In this paper we investigate several commonly encountered implementation patterns for rules defining relationships between objects. We then point out the weaknesses of this approaches and discuss several alternative strategies. Finally, we present a simple scripting language for rules and a rule compiler that addresses the problems discussed earlier.

Key Terms in this Chapter

External Fact Store: An external fact store is a data store that provides facts that are referenced in rules. External fact stores can be queried using network protocols. Facts stored in external fact stores are often volatile, the number of facts stored is usually large and the organisation owning the applications querying the external fact stores are not in control of those fact stores.

Antipattern: An antipattern is a structure used in software design that seems to be beneficial initially, but has significant, unintended negative consequences.

Dynamic Rule Compilation: Applications reference artefacts that represent rules through interfaces. The integration between application code and interfaces happens at system build time, while the instantiation of these interfaces is done with artefacts that are generated at runtime. Dynamic compilation introduces loose coupling between applications and rules by providing stable interfaces through which applications communicate with artefacts representing rules.
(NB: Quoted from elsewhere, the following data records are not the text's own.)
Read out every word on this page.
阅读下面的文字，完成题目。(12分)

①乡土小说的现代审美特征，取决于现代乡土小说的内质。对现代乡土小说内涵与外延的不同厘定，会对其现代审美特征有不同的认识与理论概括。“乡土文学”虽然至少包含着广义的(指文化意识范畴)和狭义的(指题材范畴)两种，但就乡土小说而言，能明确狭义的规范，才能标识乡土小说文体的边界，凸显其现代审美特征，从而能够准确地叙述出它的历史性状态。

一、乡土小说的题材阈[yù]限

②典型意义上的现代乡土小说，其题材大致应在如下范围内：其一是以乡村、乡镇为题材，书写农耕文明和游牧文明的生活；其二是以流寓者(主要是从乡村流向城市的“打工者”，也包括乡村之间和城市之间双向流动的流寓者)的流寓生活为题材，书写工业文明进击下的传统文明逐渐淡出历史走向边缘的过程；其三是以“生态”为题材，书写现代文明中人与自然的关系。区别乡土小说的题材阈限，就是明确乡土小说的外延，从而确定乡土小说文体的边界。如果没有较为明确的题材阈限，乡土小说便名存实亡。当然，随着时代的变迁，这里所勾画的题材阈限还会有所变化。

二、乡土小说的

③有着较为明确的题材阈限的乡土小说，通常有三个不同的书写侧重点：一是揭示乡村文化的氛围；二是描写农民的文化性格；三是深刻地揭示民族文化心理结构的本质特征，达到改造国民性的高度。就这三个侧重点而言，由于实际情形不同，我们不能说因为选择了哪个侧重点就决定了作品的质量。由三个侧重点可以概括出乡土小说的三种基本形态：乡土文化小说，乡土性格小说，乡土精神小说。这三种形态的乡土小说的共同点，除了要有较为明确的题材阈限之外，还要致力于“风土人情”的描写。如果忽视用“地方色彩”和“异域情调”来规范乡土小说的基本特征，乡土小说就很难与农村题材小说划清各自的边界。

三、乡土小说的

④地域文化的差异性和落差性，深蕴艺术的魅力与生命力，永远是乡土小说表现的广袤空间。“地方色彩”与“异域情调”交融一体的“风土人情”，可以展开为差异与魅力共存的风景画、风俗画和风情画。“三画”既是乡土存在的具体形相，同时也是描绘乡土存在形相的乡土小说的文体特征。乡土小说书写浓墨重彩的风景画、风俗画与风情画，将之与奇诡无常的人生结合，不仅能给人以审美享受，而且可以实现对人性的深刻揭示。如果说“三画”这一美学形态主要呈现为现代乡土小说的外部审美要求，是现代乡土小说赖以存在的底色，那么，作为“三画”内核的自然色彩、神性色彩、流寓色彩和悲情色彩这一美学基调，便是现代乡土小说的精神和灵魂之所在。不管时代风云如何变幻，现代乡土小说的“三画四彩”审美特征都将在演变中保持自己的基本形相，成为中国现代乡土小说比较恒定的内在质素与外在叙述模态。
Domain Specific Language: A domain specific language (DSL) is formal language designed for a special domain, the opposite of a general purpose programming language.

Static Rule Compilation: Applications reference classes and other artefacts that represent rule directly. The integration between application code and these artefacts happens at build time. Applications and rules are tightly coupled.

Rule Compiler: A rule compiler is a computer program that translates rules represented in a formal language such as a domain specific language (DSL) for rules or XML into a general purpose programming language.

Design Pattern: A design pattern is a reusable solution for a software design problem. Patterns are platform independent, the same pattern can be used in different environments.

On Demand Computing: Refers to an application design where expensive computations and access to external resources is delayed until it becomes really necessary. This is similar to the lazy initialization design pattern used in programming. A good example for on-demand-computing is how internet search engines handle queries and display only the first chunk of results.